(Bloomberg) -- Leveraged funds trimmed bets on the Mexican peso in a week that saw the currency briefly collapse amid rising geopolitical tensions.

Hedge funds cut their net long position on the Mexican peso by 4,020 contracts to 53,469 contracts, the biggest reduction since late February, according to data from the Commodity Futures Trading Commission for the week through April 23. 

The peso tumbled more than 5% against the dollar on April 19 — which the market deemed a flash crash — after headlines on an Israel retaliatory strike on Iran spooked traders. 

The peso then trimmed its loss. But asset managers, including pension administrator, mutual funds and insurance companies, cut their bullish bets on the currency. 

The Mexican peso has outperformed developing-nation and regional peers over the past few years, thanks to a combination of high real rates, relatively stable politics, record remittances from workers in the US and the so-called nearshoring trend.

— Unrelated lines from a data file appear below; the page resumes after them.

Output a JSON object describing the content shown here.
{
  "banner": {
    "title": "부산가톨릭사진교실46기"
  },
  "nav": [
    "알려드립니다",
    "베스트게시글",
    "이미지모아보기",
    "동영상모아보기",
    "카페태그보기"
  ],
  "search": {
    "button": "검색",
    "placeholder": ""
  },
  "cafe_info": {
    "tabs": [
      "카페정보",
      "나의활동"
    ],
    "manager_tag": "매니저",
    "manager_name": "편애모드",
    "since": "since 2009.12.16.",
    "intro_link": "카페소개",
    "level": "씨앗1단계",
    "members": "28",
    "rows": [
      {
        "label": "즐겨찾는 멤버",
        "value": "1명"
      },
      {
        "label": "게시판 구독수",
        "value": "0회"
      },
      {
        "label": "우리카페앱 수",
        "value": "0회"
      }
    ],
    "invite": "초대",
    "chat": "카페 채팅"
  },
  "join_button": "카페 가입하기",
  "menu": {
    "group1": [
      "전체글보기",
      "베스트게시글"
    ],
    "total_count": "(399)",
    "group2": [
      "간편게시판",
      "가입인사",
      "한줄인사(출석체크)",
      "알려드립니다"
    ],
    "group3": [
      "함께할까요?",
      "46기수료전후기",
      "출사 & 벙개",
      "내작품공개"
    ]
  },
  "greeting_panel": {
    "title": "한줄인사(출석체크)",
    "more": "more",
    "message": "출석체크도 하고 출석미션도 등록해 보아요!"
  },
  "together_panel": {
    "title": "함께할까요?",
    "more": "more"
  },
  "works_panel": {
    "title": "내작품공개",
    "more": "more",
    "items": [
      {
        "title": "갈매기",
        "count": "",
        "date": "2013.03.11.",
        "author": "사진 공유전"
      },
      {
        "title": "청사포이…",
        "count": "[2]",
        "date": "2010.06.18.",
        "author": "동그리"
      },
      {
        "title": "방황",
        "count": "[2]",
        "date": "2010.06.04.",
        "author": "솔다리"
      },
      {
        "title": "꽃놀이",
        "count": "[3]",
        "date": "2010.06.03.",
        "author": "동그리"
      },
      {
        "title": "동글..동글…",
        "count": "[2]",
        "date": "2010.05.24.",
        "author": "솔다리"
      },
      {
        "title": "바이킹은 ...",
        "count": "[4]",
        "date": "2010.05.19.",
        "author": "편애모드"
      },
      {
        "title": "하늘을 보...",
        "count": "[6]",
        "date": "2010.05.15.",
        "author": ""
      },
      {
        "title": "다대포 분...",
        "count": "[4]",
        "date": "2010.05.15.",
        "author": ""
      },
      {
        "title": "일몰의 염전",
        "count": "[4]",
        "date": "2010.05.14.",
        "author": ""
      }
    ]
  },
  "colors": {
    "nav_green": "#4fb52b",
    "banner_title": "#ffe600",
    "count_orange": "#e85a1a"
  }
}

But renewed angst over the outlook for US rates coupled with what Bank of America described as “literally the highest ever” positioning for the Mexican currency has some traders getting more cautious.

The Mexican peso “may weaken a bit against the dollar on higher US interest rates,” said Thierry Wizman, director of global currencies and an interest-rate strategist at Macquarie Futures. 

Despite that potential weakness, it’s still in a better position than regional peers like the Colombian peso or Brazilian real, Wizman said. “With the central bank staying very hawkish, and with remittances staying strong, it shouldn’t weaken much.”